Previous studies have shown that this class of drugs inhibits colonic secretion and motility, and visceral sensation through central and peripheral mechanisms. In experimental animal models, ramosetron inhibited stress or exogenous CRF-induced water secretion and acceleration of colonic transit, as well as colonic nociception in stress models.42, 43 In a double-blind, placebo-controlled, parallel-group study of 418 IBS-D patients, the 5-HT3 receptor antagonist, ramosetron, 5 and 10 μg once daily, increased monthly responder rates of ‘Patient-reported global assessment of relief of IBS symptoms’ compared to placebo; the benefit was similar in men and women.44 In a second study, ramosetron, 5 μg once daily, was effective and well tolerated in the treatment of abdominal pain, discomfort and bowel habits in IBS-D patients.45

Inhibition of serotonin synthesis

Given the concerns that 5-HT3 antagonists may be associated with ischaemic colitis and evidence that plasma serotonin or jejunal mucosal serotonin content are increased in patients with diarrhoea-predominant IBS,46, 47 there are novel approaches to reduce serotonergic stimulation by inhibition of the synthesis of the biogenic amine.

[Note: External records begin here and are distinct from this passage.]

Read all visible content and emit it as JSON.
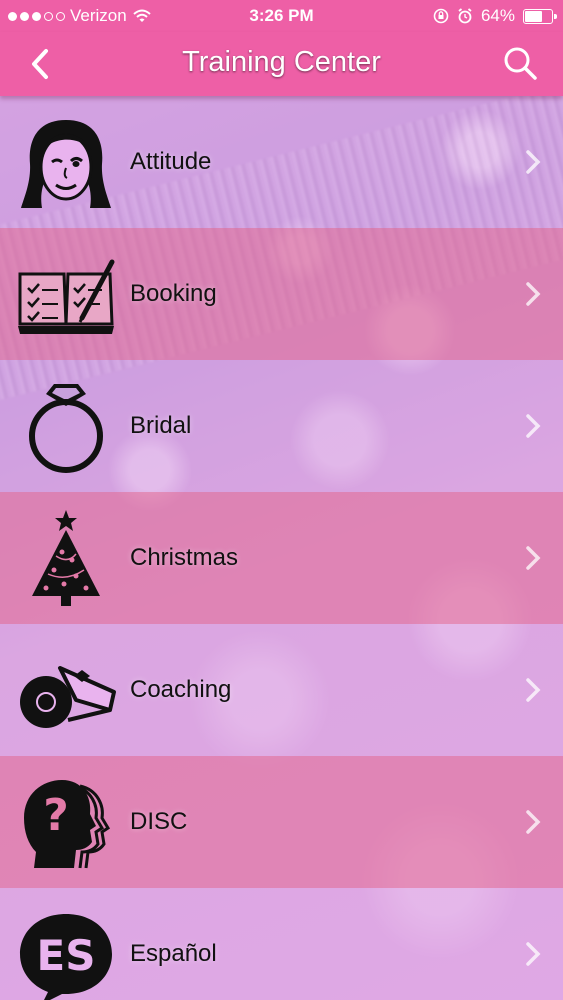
{
  "status_bar": {
    "carrier": "Verizon",
    "time": "3:26 PM",
    "battery": "64%",
    "battery_level": 0.64,
    "signal_bars_filled": 3,
    "signal_bars_total": 5
  },
  "nav": {
    "title": "Training Center",
    "back_icon": "chevron-left-icon",
    "search_icon": "search-icon",
    "bar_color": "#ee5fa6"
  },
  "list": {
    "items": [
      {
        "label": "Attitude",
        "icon": "woman-winking-face-icon"
      },
      {
        "label": "Booking",
        "icon": "open-book-checklist-icon"
      },
      {
        "label": "Bridal",
        "icon": "diamond-ring-icon"
      },
      {
        "label": "Christmas",
        "icon": "christmas-tree-icon"
      },
      {
        "label": "Coaching",
        "icon": "whistle-icon"
      },
      {
        "label": "DISC",
        "icon": "head-question-mark-icon"
      },
      {
        "label": "Español",
        "icon": "es-speech-bubble-icon"
      }
    ],
    "row_colors": {
      "odd": "#e9aff0",
      "even": "#e47aa8"
    }
  }
}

The novel oral tryptophan hydroxylase inhibitor, LX1031, resulted in significant reductions in urinary 5-HIAA and was well tolerated in total daily doses up to 4 g over 14 days. These data indicate successful pharmacological inhibition of the target enzyme in the GI tract;48 clinical trials are in progress.

Chloride secretion

Epithelial chloride transport induces fluid secretion: the main fluxes of chloride (Figure 1)49 are the basolateral Na+-K+-2Cl co-transporter, which brings chloride into the enterocytes, aided by the Na pump, and K channel which transport the cations out through the basolateral membrane. In the apical membrane, the cystic fibrosis transmembrane regulator (CFTR) and ClC-2 Cl channels in the apical membrane allow Cl exit, and this induces fluid secretion.

Figure 1.

 Chloride transport is also pivotal in the regulation of fluid secretion in the gastrointestinal tract by organs that drain into the intestine. This model of the chloride secretory mechanism in intestinal epithelial cells shows that secretion can be stimulated by increases in intracellular messengers, either cyclic nucleotides (cAMP/cGMP) or cytosolic calcium ([Ca2+]i). Major targets for regulation of secretion include channels in the apical membrane: CFTR, cystic fibrosis transmembrane conductance regulator; CaCC, calcium-activated chloride channel and ClC-2 (chloride channel type 2). Activation of these channels by the intracellular messengers is indicated with solid arrows, with additional postulated sites of action indicated with broken arrows. The identity of basolateral potassium channel(s) involved in either cyclic nucleotide- or calcium-mediated chloride secretion remains unknown. Ion channels in the basolateral membrane serve to deliver chloride into the enterocytes, while ensuring that the obligatorily co-transported cations are extruded by energy-dependent (e.g. ATP) mechanisms. These transporters are particularly needed to re-cycle potassium ions. They include: NKCC1 (sodium/potassium/2 chloride co-transporter type 1), IK, intermediate conductance potassium channel; K-cAMP channel, putative potassium channel regulated by cAMP and KCNQ1/KCNE3 heteromeric K+ channels (not shown). Adapted from Barrett and Keely49.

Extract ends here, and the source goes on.